What this example shows is that IT departments often implement a business’s requirements without approaching users to find out what they really need. IT departments tend to lack design expertise. And that is why applications sometimes fall far short of their intended purpose.
“It’s important to concentrate on the user experience as well on the functions themselves,” says Hauser. Because, he has no doubt, a good UX translates into greater business value for the application.
Why a good UX is important
- Improved efficiency: If it takes two minutes to place an order rather than ten, more customers are likely to complete the process. And more revenue means more profit. Plus, when software is self-explanatory, companies save on training costs. For those with a large workforce and frequent staffing changes, that can translate into significant efficiency gains.

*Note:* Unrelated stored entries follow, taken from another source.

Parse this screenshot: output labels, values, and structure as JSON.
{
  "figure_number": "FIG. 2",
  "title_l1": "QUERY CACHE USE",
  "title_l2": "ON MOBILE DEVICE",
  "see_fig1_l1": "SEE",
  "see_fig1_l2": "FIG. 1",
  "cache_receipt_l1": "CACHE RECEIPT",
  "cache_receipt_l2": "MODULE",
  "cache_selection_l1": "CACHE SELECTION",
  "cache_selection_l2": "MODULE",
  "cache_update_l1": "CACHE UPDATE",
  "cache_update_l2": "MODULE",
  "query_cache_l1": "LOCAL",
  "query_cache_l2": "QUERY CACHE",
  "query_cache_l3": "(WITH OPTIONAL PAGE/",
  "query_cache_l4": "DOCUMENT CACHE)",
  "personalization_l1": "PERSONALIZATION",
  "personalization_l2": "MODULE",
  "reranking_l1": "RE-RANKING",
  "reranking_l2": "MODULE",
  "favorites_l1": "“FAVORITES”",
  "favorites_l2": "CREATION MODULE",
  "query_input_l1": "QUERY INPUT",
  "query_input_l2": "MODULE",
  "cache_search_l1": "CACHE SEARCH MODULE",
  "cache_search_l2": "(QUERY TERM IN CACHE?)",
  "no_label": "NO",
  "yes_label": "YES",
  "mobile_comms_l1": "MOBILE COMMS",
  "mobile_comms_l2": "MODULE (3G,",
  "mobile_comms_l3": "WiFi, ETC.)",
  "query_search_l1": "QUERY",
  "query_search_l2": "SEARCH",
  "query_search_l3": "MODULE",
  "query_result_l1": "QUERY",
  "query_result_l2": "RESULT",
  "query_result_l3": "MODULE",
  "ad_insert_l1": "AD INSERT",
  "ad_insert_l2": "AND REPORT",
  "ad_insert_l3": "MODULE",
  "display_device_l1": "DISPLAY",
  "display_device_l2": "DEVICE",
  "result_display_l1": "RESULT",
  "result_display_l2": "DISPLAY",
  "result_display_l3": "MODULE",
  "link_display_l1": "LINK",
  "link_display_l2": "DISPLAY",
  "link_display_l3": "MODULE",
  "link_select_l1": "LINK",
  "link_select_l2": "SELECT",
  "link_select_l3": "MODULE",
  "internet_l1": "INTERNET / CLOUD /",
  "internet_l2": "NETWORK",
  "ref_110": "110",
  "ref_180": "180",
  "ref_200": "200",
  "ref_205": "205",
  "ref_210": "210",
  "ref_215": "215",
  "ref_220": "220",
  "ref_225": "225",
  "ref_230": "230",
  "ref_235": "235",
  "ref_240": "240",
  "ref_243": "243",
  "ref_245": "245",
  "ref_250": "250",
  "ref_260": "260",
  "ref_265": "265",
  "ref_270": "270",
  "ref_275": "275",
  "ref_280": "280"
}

- Fewer user errors: Between 30 and 50% of the inquiries directed to company help desks can be attributed to poorly designed software. For instance, some software programs require users to enter columns of figures: Correcting a single wrong entry entails major expense and wastes precious time. “That’s just not acceptable today,” says Hauser, adding, “A field like that shouldn’t be in the software in the first place.”
- Better software quality: A single change request costs IT between €1,000 and €3,000 and is a sure sign that an application is too complicated. Unilever provides an example of how the new generation of UX-centric software can save on unnecessary costs. After implementing SAP Product Lifecycle Management, the consumer goods giant had to deal with just a handful of change requests ‒ in contrast to the hundreds that had always followed a new software deployment in the past.
UX: quantifying potential savings
If more proof were needed that UX is not just a “nice-to-have”, then the User Experience Value Calculator provides it. This free tool lets companies estimate the potential cost savings to be made by adopting the latest UX innovations. Conducting a user satisfaction survey is also a good way of finding out whether software design is user-friendly: The System Usability Scale, developed by John Brooke, and the Software Usability Measurement Inventory (SUMI), created by University College Cork, are two well-known examples.
As far as business information technology graduate Hauser is concerned, one objective stands out: “It’s absolutely essential to gain added value from new software as rapidly as possible,” Hauser says. Which is why the head of SAP’s AppHaus offers courses to encourage companies to develop an understanding and awareness of design ‒ as well as expertise in this area ‒ by teaming up with SAP to build fresh, innovative solutions. Last year, the customer-oriented AppHaus in Heidelberg, Germany, hosted 2,700 customer employees at more than 200 events.
He’s come a long way already, but Hauser’s mission won’t end until he’s satisfied that the AppHaus concept and UX-centric approach have become firmly rooted in the customer mindset.